- Occupation(s): Ex.BJP Leader, party in-charge of Armori, Gadchiroli
- Organization: Ex. Bhartiya Janata Party
- Known for: Rape in a moving bus
- Criminal charge: Rape
- Capture status: Arrested
- Date apprehended: 5 July 2017

= Ravindra Bawanthade =

Indian politician

Ravindra Bawanthade, was a BJP Leader and was party in-charge of Armori (Vidhan Sabha constituency) of Gadchirolidistrict during the 2014 state elections. He also worked as supervisor at a school in Nagbhid in Chandrapur district of Maharashtra.

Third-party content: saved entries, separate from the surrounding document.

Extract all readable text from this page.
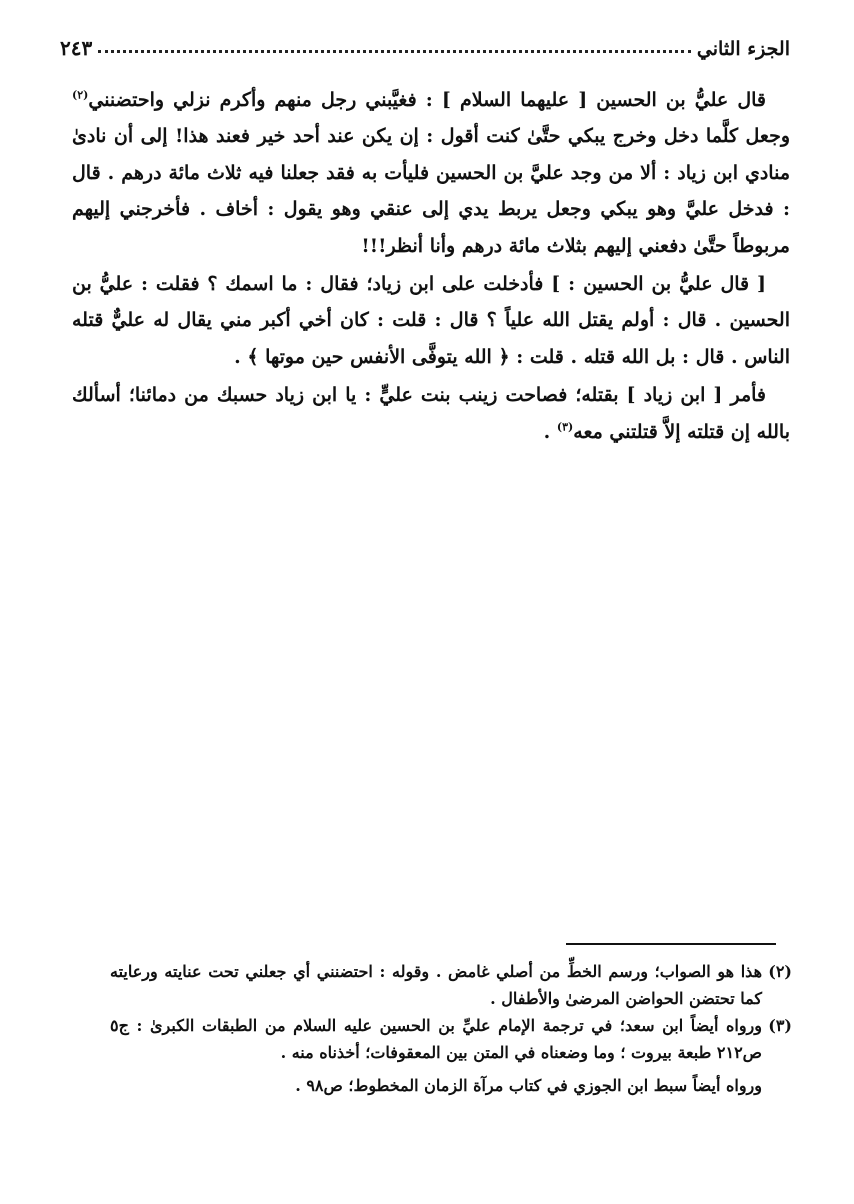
الجزء الثاني
٢٤٣

قال عليُّ بن الحسين [ عليهما السلام ] : فغيَّبني رجل منهم وأكرم نزلي واحتضنني$^{(٢)}$ وجعل كلَّما دخل وخرج يبكي حتَّىٰ كنت أقول : إن يكن عند أحد خير فعند هذا! إلى أن نادىٰ منادي ابن زياد : ألا من وجد عليَّ بن الحسين فليأت به فقد جعلنا فيه ثلاث مائة درهم . قال : فدخل عليَّ وهو يبكي وجعل يربط يدي إلى عنقي وهو يقول : أخاف . فأخرجني إليهم مربوطاً حتَّىٰ دفعني إليهم بثلاث مائة درهم وأنا أنظر!!!

[ قال عليُّ بن الحسين : ] فأدخلت على ابن زياد؛ فقال : ما اسمك ؟ فقلت : عليُّ بن الحسين . قال : أولم يقتل الله علياً ؟ قال : قلت : كان أخي أكبر مني يقال له عليٌّ قتله الناس . قال : بل الله قتله . قلت : ﴿ الله يتوفَّى الأنفس حين موتها ﴾ .

فأمر [ ابن زياد ] بقتله؛ فصاحت زينب بنت عليٍّ : يا ابن زياد حسبك من دمائنا؛ أسألك بالله إن قتلته إلاَّ قتلتني معه$^{(٣)}$ .

(٢)
هذا هو الصواب؛ ورسم الخطِّ من أصلي غامض . وقوله : احتضنني أي جعلني تحت عنايته ورعايته كما تحتضن الحواضن المرضىٰ والأطفال .

(٣)
ورواه أيضاً ابن سعد؛ في ترجمة الإمام عليِّ بن الحسين عليه السلام من الطبقات الكبرىٰ : ج٥ ص٢١٢ طبعة بيروت ؛ وما وضعناه في المتن بين المعقوفات؛ أخذناه منه .

ورواه أيضاً سبط ابن الجوزي في كتاب مرآة الزمان المخطوط؛ ص٩٨ .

On 27 June 2017, he was recorded in a bus kissing and having sex with a young woman, the video went viral across social media platforms. The bus was going from Chandrapur area of Gadchiroli district to Nagpur. The women seen in the footage of the CCTV from the bus had filed charges against Bawanthade. The woman alleged that the encounter was not consensual and that Bawanthade had forced himself upon her. After the CCTV video circulated on social media, her complaint was filed. ABP news reported that the woman had mentioned in the complaint that the BJP leader had made promise for a job and had assured to marry her.

He was arrested on a charge of allegedly raping the woman. The bus conductor and the driver were also arrested under IT Act for releasing the CCTV footage of the incident on Social media.